P.S. I tried Wilko's washing powder tablets, but they were rubbish.


----------



## ActiveCampers

I think it depends on the size of the waste tank.
Considering the size of our van we have a large toilet casette that lasts 5 days or so.

Thetford blue is fine for this time and the waste is okay to get rid of

We've tried a couple of washing liquids and one softener, and whilst we'll say they do work, after a couple of days they are a lot more pongy. Also we don't think it breaks down lumps as quick. And when emptying the smell/colour isn't as nice as the thetford.

I guess those with smaller cassettes get away with it.

(Incidentally, how do people dose? As we may have got the dose wrong. We used 2 capfuls (e.g. 2 washes worth) in a big (25L?) cassette? Normally c. 150mm of thetford blue)


----------



## sallytrafic

We have a 17ltr holding tank (Thetford 200)

We have used biomagic for some years (50ml a dose) we bought a 5litre bottle. It ran out recently.

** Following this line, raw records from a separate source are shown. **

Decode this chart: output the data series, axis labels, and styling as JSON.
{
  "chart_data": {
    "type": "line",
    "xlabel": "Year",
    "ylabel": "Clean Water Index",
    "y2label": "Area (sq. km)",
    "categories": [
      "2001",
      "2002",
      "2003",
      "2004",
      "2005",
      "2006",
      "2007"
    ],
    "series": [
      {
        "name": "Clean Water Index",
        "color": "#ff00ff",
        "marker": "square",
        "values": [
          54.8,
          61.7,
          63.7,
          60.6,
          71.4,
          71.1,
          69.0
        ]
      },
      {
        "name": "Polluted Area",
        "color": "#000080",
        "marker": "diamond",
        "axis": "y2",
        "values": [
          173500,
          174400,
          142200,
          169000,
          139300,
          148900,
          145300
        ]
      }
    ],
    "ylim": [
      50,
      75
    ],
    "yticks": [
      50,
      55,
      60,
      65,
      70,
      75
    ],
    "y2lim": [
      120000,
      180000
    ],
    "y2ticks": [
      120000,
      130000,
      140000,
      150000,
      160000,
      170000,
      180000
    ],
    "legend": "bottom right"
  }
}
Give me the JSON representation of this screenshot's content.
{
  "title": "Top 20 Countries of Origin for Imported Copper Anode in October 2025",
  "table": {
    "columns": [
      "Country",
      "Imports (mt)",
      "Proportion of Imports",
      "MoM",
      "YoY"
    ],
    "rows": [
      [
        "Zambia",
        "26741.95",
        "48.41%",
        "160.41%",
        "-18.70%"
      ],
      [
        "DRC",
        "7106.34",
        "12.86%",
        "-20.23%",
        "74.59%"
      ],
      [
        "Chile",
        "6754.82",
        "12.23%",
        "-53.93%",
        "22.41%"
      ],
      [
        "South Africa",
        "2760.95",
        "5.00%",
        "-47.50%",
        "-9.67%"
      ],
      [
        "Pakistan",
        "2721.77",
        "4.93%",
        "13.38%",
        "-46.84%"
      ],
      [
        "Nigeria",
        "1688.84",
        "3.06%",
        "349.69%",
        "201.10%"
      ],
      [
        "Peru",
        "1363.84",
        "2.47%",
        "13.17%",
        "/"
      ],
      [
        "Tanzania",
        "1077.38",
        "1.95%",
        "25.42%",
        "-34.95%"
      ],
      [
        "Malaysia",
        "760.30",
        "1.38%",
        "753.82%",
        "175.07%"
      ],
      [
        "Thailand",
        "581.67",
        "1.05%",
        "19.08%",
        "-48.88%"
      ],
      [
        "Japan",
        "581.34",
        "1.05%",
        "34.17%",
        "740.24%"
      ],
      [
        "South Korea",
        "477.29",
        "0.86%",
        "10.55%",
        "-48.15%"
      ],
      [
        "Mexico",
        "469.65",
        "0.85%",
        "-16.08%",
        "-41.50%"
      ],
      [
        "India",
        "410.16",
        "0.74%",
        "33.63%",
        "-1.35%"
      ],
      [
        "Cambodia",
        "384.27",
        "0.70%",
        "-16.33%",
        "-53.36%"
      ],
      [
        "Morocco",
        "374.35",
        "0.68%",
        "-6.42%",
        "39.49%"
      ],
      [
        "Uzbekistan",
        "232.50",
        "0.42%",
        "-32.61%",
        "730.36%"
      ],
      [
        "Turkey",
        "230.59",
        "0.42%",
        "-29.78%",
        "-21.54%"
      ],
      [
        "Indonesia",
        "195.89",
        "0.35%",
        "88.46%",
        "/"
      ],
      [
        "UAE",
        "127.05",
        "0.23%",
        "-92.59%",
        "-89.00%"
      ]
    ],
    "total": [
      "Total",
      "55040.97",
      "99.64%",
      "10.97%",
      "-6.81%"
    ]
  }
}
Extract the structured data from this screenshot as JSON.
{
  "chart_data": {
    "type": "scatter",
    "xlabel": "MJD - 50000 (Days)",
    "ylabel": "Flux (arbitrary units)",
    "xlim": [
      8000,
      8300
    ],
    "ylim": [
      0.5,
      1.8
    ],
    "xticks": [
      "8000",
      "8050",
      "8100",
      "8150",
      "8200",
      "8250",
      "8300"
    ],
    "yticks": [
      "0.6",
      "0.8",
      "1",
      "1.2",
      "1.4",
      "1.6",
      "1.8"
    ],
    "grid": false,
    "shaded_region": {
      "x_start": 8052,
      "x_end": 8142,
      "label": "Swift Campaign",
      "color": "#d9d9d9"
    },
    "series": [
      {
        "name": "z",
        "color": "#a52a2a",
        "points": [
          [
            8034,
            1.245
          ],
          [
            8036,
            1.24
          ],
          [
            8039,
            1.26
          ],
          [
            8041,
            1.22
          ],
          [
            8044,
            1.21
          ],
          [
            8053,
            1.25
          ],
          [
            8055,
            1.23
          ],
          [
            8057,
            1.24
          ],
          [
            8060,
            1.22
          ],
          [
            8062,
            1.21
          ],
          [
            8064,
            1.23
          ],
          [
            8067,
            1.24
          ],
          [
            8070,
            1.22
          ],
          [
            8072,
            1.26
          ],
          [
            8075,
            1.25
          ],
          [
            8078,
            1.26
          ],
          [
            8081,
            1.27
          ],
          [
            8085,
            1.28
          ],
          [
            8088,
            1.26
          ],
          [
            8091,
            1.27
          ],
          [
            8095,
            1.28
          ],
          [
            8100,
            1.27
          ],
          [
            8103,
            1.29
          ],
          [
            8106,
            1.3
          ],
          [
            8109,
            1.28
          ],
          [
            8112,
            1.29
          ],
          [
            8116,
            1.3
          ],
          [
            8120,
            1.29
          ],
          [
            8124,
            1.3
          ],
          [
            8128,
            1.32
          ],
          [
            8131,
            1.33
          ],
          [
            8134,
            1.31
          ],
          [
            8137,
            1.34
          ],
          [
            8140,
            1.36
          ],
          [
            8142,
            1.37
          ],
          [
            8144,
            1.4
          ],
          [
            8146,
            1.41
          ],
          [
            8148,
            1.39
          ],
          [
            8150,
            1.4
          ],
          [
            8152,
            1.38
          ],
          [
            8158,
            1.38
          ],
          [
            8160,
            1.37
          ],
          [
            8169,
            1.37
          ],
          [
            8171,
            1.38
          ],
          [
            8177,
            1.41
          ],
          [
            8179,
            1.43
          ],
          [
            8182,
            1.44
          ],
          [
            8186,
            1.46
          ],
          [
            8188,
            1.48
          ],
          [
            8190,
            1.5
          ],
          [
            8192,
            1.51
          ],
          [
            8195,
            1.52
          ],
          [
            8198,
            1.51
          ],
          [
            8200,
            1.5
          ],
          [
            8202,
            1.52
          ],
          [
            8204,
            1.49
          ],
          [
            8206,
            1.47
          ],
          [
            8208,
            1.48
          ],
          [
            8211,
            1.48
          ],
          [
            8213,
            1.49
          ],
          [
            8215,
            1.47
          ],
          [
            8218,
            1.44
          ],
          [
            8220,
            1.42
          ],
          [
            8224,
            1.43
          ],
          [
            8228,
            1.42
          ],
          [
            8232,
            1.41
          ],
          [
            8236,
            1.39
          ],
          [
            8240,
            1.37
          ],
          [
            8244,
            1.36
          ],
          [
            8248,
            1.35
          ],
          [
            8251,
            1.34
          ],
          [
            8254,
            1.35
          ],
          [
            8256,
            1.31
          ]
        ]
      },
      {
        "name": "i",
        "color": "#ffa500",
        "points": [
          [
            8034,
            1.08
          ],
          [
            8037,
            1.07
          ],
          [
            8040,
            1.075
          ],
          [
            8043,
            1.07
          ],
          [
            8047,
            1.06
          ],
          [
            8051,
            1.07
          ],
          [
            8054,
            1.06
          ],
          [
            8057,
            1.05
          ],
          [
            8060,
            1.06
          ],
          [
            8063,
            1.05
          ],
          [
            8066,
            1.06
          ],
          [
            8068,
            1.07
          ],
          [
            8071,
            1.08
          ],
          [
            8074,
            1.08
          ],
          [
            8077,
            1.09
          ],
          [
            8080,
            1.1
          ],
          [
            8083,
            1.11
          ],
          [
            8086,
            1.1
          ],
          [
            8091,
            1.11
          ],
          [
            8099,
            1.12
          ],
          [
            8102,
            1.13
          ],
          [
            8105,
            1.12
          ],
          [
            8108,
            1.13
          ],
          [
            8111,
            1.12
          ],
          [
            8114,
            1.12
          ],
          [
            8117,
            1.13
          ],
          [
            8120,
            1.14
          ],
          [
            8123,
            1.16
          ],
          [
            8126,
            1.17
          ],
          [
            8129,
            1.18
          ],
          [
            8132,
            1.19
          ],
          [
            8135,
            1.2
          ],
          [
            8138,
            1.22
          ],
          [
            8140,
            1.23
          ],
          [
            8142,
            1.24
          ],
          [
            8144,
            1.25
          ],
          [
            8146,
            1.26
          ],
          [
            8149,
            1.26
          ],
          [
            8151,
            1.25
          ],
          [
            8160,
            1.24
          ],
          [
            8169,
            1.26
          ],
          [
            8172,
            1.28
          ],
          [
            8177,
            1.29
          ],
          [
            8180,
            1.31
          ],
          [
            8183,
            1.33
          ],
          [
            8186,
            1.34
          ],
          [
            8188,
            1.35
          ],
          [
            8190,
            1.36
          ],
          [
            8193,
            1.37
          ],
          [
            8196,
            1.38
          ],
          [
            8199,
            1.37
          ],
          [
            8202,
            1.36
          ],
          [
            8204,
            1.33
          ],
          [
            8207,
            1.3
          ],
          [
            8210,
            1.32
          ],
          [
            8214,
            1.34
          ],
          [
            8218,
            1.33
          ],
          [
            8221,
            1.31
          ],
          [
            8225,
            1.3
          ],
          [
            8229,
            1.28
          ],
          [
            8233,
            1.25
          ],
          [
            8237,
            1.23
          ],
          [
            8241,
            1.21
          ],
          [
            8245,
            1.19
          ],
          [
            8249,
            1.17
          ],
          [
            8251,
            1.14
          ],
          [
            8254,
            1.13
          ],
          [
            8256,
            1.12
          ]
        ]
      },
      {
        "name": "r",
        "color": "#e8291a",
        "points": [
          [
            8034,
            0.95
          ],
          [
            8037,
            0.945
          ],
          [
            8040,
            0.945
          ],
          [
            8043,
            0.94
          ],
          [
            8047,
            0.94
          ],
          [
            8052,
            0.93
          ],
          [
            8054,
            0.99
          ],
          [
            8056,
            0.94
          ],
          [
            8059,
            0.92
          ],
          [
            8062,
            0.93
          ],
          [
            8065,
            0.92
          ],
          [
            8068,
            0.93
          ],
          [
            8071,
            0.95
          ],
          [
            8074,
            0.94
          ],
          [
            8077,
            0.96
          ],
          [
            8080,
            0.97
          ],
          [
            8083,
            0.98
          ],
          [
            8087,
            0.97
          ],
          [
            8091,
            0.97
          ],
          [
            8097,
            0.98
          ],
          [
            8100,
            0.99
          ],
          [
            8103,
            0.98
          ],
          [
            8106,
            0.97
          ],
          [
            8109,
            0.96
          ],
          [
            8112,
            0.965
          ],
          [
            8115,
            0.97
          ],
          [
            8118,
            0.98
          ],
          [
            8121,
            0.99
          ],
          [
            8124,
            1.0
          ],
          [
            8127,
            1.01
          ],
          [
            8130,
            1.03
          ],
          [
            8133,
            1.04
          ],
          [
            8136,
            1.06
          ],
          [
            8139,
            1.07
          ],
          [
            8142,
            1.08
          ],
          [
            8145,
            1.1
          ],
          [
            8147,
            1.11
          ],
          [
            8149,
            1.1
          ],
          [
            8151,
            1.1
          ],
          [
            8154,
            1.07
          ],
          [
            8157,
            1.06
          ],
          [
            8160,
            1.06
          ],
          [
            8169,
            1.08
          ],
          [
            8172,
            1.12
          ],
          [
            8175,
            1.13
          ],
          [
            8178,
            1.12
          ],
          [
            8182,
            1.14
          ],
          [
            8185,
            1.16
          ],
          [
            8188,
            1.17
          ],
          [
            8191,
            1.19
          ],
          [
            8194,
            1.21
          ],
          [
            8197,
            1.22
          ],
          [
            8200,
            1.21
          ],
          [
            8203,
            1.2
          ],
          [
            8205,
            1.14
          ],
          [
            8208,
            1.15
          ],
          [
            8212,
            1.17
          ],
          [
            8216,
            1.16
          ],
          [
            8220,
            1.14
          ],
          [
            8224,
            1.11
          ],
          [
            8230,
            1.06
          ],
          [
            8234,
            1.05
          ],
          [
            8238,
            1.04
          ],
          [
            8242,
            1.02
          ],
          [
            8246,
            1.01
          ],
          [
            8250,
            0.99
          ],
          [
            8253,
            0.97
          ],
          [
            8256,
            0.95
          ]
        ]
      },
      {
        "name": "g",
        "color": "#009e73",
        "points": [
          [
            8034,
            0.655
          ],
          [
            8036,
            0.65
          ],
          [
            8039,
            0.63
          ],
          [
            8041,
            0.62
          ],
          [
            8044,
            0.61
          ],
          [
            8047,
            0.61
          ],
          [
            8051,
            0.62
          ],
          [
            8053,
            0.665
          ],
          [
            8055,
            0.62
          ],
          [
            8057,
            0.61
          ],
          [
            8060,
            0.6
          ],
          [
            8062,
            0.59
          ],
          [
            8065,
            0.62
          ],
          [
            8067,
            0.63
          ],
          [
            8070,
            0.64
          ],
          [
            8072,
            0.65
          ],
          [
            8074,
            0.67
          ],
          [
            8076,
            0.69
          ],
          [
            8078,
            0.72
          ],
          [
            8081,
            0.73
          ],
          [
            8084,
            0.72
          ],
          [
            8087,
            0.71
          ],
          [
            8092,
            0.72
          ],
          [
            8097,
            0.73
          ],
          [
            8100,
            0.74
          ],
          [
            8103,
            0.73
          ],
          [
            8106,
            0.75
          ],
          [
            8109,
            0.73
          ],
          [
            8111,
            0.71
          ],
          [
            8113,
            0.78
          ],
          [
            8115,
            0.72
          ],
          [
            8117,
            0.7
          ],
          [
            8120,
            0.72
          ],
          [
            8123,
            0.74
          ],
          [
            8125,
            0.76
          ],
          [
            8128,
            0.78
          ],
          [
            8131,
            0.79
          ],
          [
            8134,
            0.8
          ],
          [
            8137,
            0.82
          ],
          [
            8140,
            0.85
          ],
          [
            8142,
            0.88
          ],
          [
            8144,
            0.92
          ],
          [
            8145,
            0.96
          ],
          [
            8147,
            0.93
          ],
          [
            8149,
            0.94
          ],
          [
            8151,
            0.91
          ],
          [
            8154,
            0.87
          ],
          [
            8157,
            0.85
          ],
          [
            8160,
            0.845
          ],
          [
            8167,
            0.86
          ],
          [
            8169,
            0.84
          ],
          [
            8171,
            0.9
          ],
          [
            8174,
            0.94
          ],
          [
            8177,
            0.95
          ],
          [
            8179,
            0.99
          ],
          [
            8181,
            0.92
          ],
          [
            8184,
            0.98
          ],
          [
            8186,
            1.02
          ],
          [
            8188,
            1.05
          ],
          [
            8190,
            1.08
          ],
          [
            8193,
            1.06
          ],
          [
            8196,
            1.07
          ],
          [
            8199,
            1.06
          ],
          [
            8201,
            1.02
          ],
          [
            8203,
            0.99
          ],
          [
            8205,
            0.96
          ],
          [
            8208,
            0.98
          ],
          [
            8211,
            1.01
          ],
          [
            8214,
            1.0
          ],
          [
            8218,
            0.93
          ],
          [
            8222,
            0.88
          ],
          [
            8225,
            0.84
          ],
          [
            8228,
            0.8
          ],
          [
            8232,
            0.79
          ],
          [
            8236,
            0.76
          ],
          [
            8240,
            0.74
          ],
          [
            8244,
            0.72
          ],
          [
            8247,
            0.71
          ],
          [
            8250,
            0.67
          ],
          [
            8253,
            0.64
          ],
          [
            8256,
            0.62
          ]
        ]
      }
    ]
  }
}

Now we are experimenting with oxyaction washing powder (for coloureds, avoid any that contain a bleach as well) , so far so good and it is clearing the scale slowly. (dose 1 measure as supplied)

I do worry about the effect on the top seal with this chemical though and at £10-12 a time replacing those won't be pleasant.

Most of the residual smell in a properly working cassette (whatever you use) is down to stale urine which can only be masked, whereas solids can be decomposed.

Biomagic was great for aiding decomposition but this oxyaction stuff is pretty good as well. The trick is to aid the biological process, some of the chemicals people are reporting as using will kill off the very bacteria that are doing the work hence my point about avoiding bleaches.

Those that don't use their cassettes for solids (and I know several people who say that) just need to put in a powerful perfume to mask the smell of the urine; aiding bacteria will not work as urine is mostly sterile.


----------



## DABurleigh

I just use a SOG and hold my breath; zero running costs, effective, green.

Dave


----------



## Hobbyfan

DABurleigh said:


> I just use a Sog and hold my breath; zero running costs, effective, green.
> 
> Dave


Zero running costs? I was always under the impression that there is an expensive carbon filter that needs annual replacement. And let's not forget the hundred quid to install it in the first place!

The installation costs alone will keep me in Tesco washing tablets for the life of my 'van and longer!

And I won't even mention the horrible pongs being vented into the fresh air. Damn - I just did!


----------



## Spacerunner

I've recently tried using Aldi's bio laundry tablets.
At first they worked just fine, no smell during operation, not bad when emptying and the waste was well broken down quickly.
When the weather got hot the results weren't quite so good.
The waste was still broken down quickly but we did start to get a bit whiffy during use. I found this difficult to understand as usually chemical reactions are better at higher temperatures.
Anyway we went back to the blue stuff, but will use detergent during the cooler months.
We have used Aldi's Oxy-Fix with success previously but it does need emptying more often, maybe every other day, and will most probably go back to that as it is very economical in use.

We have also tried fabric conditioner which worked fine.
My belief though that the critical 'chemical' in breaking down waste is urine......good excuse to drink more beer if ever I heard one!! :wink:


----------



## JockandRita

Hobbyfan said:


> Zero running costs? I was always under the impression that there is an expensive carbon filter that needs annual replacement. And let's not forget the hundred quid to install it in the first place!
> 
> The installation costs alone will keep me in Tesco washing tablets for the life of my 'van and longer!
> 
> And I won't even mention the horrible pongs being vented into the fresh air. Damn - I just did!


I have to admit, having used the SOG (already fitted), it's not something I would fit to another MH.

I also find that by spraying the bowl with a diluted Thetford rinse solution, A...it helps to keep the bowl clean, and B...it helps to keep the seal lubricated.



spacerunner said:


> We have used Aldi's Oxy-Fix with success previously but it does need emptying more often, maybe every other day, and will most probably go back to that as it is very economical in use.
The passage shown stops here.